La dégringolade en agence web

J’ai plongé au cœur du capitalisme et du management 2.0, à la mode open-space et apéros sans fin, ciment fragile d’une bonne ambiance aussi fausse et clinquante que les dents en or d’un pirate. Je n’ai jamais vu autant de médisance ni de pleurs dans un espace aussi restreint. J’ai entendu tellement de gens se tirer dans les pattes, gratuitement, juste pour le plaisir de faire mal ou de s’arroger les faveurs de leur manager, que j’en suis venue à me demander si l’Homme était vraiment capable de bonté et de bienveillance.

Je crois que j’ai éclaté en larmes pour la première fois quelques mois seulement après mon arrivée : j’ai été surchargée de travail, car mon entreprise n’arrivait pas à recruter de binôme pour moi mais continuait à accepter les commandes. J’ai géré jusqu’à 8 clients en même temps, chacun ayant son lot d’articles, de livres blancs, d’infographies et de newsletters mensuels. C’était intenable. Quand je rentrais chez moi, à des heures tardives, je m’effondrai sur le canapé, incapable de penser, incapable de bloguer. J’avais vu trop de WordPress dans la journée pour vouloir en rajouter une couche. Ça a été la première pierre posée sur l’édifice de la saturation maximale.
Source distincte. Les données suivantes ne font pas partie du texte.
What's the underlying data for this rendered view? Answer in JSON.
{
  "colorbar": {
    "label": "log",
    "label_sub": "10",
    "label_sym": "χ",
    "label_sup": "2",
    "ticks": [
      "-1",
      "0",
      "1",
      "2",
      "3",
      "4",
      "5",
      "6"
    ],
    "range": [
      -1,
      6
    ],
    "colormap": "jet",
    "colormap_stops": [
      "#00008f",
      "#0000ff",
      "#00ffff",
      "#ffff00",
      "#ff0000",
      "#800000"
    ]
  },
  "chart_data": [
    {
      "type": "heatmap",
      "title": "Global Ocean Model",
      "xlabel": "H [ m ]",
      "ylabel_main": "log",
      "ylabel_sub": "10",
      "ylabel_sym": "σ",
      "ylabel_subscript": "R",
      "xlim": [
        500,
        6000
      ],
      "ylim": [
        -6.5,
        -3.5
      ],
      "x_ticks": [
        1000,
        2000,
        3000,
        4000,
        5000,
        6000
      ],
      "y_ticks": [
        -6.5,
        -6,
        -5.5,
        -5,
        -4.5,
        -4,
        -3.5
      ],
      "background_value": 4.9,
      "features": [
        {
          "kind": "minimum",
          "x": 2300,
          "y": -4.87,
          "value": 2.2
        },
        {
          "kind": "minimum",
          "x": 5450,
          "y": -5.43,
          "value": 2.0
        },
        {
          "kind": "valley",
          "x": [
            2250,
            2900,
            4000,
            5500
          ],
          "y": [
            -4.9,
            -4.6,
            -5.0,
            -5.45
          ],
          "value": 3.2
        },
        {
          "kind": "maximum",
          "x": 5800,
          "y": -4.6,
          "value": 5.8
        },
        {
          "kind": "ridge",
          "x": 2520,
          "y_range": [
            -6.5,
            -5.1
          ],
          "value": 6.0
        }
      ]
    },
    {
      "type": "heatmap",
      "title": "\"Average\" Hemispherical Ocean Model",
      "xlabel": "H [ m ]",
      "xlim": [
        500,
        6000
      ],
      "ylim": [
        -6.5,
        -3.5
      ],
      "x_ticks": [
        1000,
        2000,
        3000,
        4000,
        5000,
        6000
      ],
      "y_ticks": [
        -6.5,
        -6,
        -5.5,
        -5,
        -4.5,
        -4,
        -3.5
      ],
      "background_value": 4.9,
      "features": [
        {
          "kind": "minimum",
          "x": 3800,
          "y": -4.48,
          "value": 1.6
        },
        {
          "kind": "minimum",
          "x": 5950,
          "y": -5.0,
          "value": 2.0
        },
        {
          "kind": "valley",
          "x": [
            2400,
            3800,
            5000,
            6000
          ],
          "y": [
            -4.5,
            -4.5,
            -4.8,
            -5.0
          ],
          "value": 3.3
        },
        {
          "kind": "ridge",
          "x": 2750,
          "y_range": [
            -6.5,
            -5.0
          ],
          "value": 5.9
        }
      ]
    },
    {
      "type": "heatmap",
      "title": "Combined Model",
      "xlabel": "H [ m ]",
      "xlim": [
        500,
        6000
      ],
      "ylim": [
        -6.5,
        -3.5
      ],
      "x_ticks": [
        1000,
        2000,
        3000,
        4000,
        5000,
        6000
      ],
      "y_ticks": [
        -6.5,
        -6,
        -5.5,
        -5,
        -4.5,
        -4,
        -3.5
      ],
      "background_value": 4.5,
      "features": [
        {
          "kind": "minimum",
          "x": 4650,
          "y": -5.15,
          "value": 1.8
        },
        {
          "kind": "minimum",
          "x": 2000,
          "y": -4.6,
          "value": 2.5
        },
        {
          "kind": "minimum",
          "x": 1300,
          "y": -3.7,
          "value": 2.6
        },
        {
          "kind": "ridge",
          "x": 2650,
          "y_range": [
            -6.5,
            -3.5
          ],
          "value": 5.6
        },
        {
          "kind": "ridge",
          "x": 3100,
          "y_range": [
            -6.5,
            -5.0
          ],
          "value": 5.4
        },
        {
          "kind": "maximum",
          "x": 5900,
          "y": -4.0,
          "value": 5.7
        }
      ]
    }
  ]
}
La seconde fut le délitement du management, devenu de plus en plus intrusif, infantilisant et pourvoyeur de misère. Je me suis fait engueuler parce que j’avais placé une plante sur mon bureau dans l’open-space pour me cacher un peu des regards, moi qui ne suis pas à l’aise dans les environnements ouverts. Je n’avais pas le droit de faire du télétravail, bien que je n’avais besoin que de Google Drive et de mon PC portable, parce que l’on ne nous faisait pas confiance. J’ai été obligée de rédiger un email chaque fin de semaine pour transmettre les 3 plus et les 3 moins qu’il m’était arrivé dans la semaine, ainsi que l’apprentissage de la semaine, à mon manager. J’ai dû faire face à des injustices, moi qui était chargée de recruter des rédacteurs web freelances payés une misère (25 € l’article de 500 mots…), et qui me suis cassée les dents lorsque j’ai essayé de faire remonter leur rémunération lorsqu’ils faisaient du bon travail, car, voyez-vous « mais ce sujet est facile, y’a aucune raison d’augmenter sa rémunération sur cet article-là même s’il fait du bon travail ! ». Tenez-vous bien, sur les 13 clients que j’ai eus en charge, aucun n’était considéré comme « difficile ». Pourtant, on parle de stratégies de télémarketing, de formation du personnel enseignant de CFA, de systèmes de filtration d’une piscine ou encore de la transition énergétique des collectivités. J’ai souffert de voir ces freelances, plein de bonne volonté, travailler pour des clopinettes juste pour se constituer un nom et un portfolio. Ça me rendait malade d’être forcée de profiter ainsi de la misère humaine.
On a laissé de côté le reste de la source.